Cleveland Cavaliers: Pros and Cons of Dion Waiters as Team's Sixth Man

Greg Swartz@@CavsGregBRCleveland Cavaliers Lead WriterSeptember 29, 2012

NEW YORK, NY - MARCH 09: Dion Waiters #3 of the Syracuse Orange brings the ball up court against the Cincinnati Bearcats during the semifinals of the Big East men's basketball tournament at Madison Square Garden on March 9, 2012 in New York City.  (Photo by Chris Trotman/Getty Images)
Chris Trotman/Getty Images

Dion Waiters is an electrifying scorer from all areas of the court.

Last season at Syracuse, he was one of the best in college basketball at splitting multiple defenders and getting to the hoop.

His outside shot was also good, and should continue to get better with an NBA training camp and his already sky-high confidence.

While his skills are certain, his place in the Cavs rotation is not at this point.

The fourth overall pick in the 2012 NBA draft, and with no clear talent above him on the depth chart, it would make sense that Waiters should start, right?

Not necessarily.

Waiters played the sixth-man role at Syracuse extremely well, and was almost always on the court at the end of game, when it mattered most anyways.

The Cavs played their best basketball last season when Ramon Sessions was still on the team, serving as a reliable sixth man who could create shots for himself and others.

Besides Kyrie Irving and Waiters, Cleveland has virtually nobody who can create offense for themselves.

By starting Irving and Waiters together, the Cavs would have a strong starting lineup when adding in Anderson Varejao, Alonzo Gee and Tristan Thompson.

The bench, however, is another story.

With Daniel Gibson, Tyler Zeller and C.J. Miles being the likely primary backups, the offense would be sure to struggle.

Adding Waiters to a bench group would ensure the Cavs would almost always have someone on the court to supply some offense.

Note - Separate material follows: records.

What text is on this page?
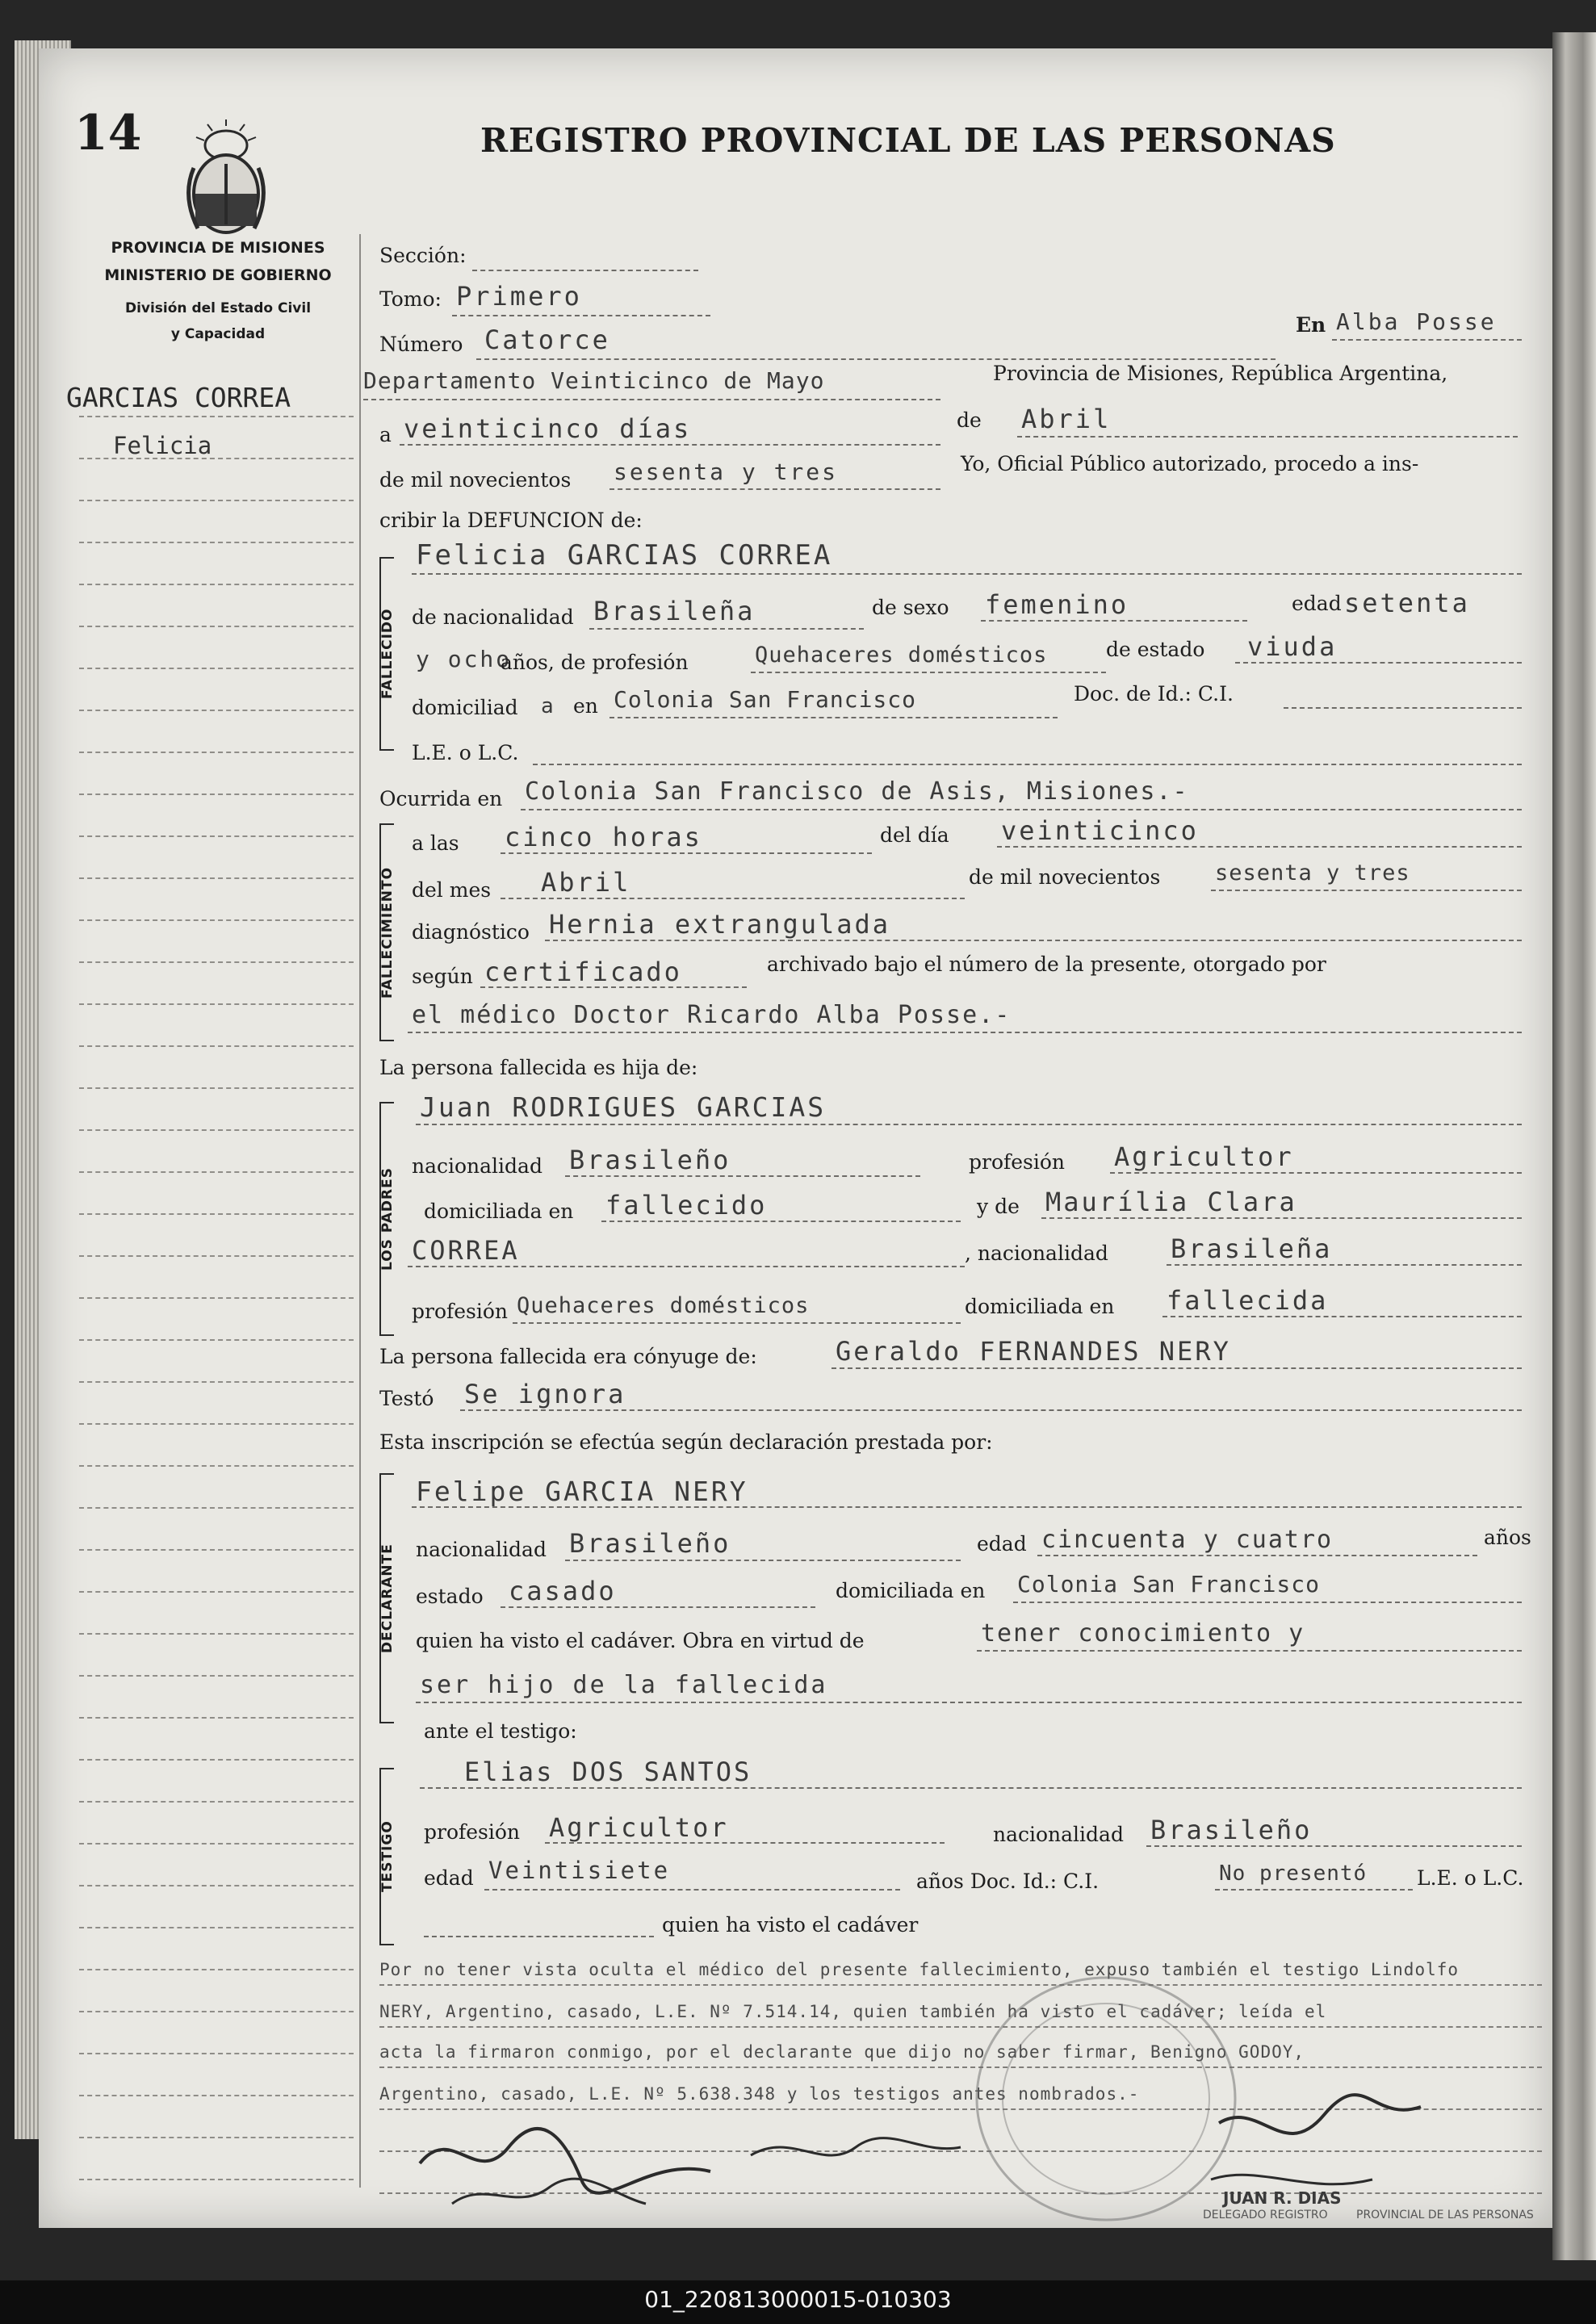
14	REGISTRO PROVINCIAL DE LAS PERSONAS
PROVINCIA DE MISIONES
MINISTERIO DE GOBIERNO
División del Estado Civil
y Capacidad
GARCIAS CORREA
Felicia
Sección:
Tomo: Primero
Número Catorce	En Alba Posse
Departamento Veinticinco de Mayo	Provincia de Misiones, República Argentina,
a veinticinco días	de Abril
de mil novecientos sesenta y tres	Yo, Oficial Público autorizado, procedo a ins-
cribir la DEFUNCION de:
FALLECIDO
Felicia GARCIAS CORREA
de nacionalidad Brasileña	de sexo femenino	edad setenta
y ocho
años, de profesión	Quehaceres domésticos	de estado viuda
domiciliad a en Colonia San Francisco	Doc. de Id.: C.I.
L.E. o L.C.
Ocurrida en Colonia San Francisco de Asis, Misiones.-
FALLECIMIENTO
a las cinco horas	del día veinticinco
del mes Abril	de mil novecientos	sesenta y tres
diagnóstico Hernia extrangulada
según certificado	archivado bajo el número de la presente, otorgado por
el médico Doctor Ricardo Alba Posse.-
La persona fallecida es hija de:
LOS PADRES
Juan RODRIGUES GARCIAS
nacionalidad Brasileño	profesión Agricultor
domiciliada en fallecido	y de Maurília Clara
CORREA	, nacionalidad Brasileña
profesión Quehaceres domésticos	domiciliada en fallecida
La persona fallecida era cónyuge de:	Geraldo FERNANDES NERY
Testó Se ignora
Esta inscripción se efectúa según declaración prestada por:
DECLARANTE
Felipe GARCIA NERY
nacionalidad Brasileño	edad cincuenta y cuatro	años
estado casado	domiciliada en Colonia San Francisco
quien ha visto el cadáver. Obra en virtud de	tener conocimiento y
ser hijo de la fallecida
ante el testigo:
TESTIGO
Elias DOS SANTOS
profesión Agricultor	nacionalidad Brasileño
edad Veintisiete	años Doc. Id.: C.I.	No presentó L.E. o L.C.
quien ha visto el cadáver
Por no tener vista oculta el médico del presente fallecimiento, expuso también el testigo Lindolfo
NERY, Argentino, casado, L.E. Nº 7.514.14, quien también ha visto el cadáver; leída el
acta la firmaron conmigo, por el declarante que dijo no saber firmar, Benigno GODOY,
Argentino, casado, L.E. Nº 5.638.348 y los testigos antes nombrados.-
JUAN R. DIAS
DELEGADO REGISTRO	PROVINCIAL DE LAS PERSONAS
01_220813000015-010303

Although Waiters is a shooting guard by trade, he has shown the ability to handle the ball and could step into the point guard role at times when needed.

As we've seen from James Harden in Oklahoma City, one can still thrive even when it's not in a starting role.

Harden was the third overall pick by the Thunder in 2009, and has only started seven of the 220 games he has played in.

With an invite to join Team USA in the 2012 Olympic Games, Harden helped the U.S. win a gold medal.  His skills are well recognized around the league, despite the fact he's rarely been a starter.

Waiters career could very well take the same path.

A sixth-man role, if he indeed finds himself in one, could also only be a temporary stop while Cleveland continues to build and add more playmakers to the team.

While there are arguments to be made for him in a starting or sixth-man role, Cleveland will need a big year from Waiters in whatever role he's in to be a competitive team this season.